Sessile polyps pose another dilemma for traditional electrocautery polypectomy, and it is difficult for snare to capture these polyps. EMR with cap-fitted panendoscopy[22] may solve this problem, but bleeding and perforation remain very problematic. Employing the proposed EBL procedure allowed theses polyps to be easily captured after submucosal injection with distilled water followed by suction. However, our EBL technique is not suitable for treating gastric adenoma, which has a high risk of carcinomatous conversion[16,17]. In managing such lesions, additional electrocautery is still required to assess the possibility of malignant transformation of polyps.

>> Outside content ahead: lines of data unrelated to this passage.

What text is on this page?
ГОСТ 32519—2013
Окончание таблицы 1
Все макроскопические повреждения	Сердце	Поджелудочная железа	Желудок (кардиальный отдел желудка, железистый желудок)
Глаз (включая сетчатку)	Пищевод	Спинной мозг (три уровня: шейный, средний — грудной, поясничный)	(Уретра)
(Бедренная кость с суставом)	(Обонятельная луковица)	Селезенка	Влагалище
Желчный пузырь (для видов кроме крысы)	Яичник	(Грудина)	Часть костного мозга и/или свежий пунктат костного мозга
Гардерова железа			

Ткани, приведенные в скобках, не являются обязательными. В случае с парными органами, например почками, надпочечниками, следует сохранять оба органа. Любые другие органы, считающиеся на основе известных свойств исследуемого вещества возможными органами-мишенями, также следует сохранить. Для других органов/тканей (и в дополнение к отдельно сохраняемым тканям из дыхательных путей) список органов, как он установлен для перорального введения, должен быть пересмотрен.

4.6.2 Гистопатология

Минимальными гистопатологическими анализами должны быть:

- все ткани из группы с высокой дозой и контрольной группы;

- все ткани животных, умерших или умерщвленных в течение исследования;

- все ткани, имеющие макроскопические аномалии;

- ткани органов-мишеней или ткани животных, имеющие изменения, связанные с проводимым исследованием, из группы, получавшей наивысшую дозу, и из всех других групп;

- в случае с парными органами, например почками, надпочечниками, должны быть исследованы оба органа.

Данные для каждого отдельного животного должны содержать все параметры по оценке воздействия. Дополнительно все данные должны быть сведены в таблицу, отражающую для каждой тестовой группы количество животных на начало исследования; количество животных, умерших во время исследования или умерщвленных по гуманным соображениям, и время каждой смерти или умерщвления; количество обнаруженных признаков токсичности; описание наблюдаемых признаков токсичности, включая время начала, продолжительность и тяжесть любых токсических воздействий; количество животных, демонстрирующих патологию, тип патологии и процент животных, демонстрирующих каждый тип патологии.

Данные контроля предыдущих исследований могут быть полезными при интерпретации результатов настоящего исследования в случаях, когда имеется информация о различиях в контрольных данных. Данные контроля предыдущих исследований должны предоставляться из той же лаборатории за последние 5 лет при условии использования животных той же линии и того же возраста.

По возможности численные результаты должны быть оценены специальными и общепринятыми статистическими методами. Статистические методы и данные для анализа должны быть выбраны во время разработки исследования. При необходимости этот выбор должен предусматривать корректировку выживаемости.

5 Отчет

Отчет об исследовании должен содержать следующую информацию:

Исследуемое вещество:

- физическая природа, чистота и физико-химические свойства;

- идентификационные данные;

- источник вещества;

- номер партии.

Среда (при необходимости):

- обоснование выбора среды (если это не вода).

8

Previously, we also employed the endoscopic detachable snare ligation method to treat hyperplastic gastric polyps[13], and found that cyanotic change was an important predictor of the outcome of strangulated polyps. All the polyps with cyanotic changes developed avascular necrosis, but those without cyanotic changes remained alive following ligation by detachable snares. This study demonstrated that all the polyps became cyanotic following ligation by rubber bands, and that all the cyanotic polyps then developed avascular necrosis.

In conclusion, gastric polyps congest immediately following strangulation by rubber bands, and then develop cyanotic change within a few minutes. Avascular necrosis occurs in all the gastric polyps following banding ligation. Employing suction equipment, EBL can easily capture sessile polyps. It is an easy, safe and effective method to eradicate gastric hyperplastic polyps. Additionally, the new technique may be the choice of therapy for bleeding gastrointestinal polyps.

ACKNOWLEDGEMENTS

The authors would like to express their deep appreciation to Dr. Chang-Bih Shie, Jeng-Jie Pzeng, Miss Yu-San Chen, and Hsuan-Chun Huang for their invaluable support to this study.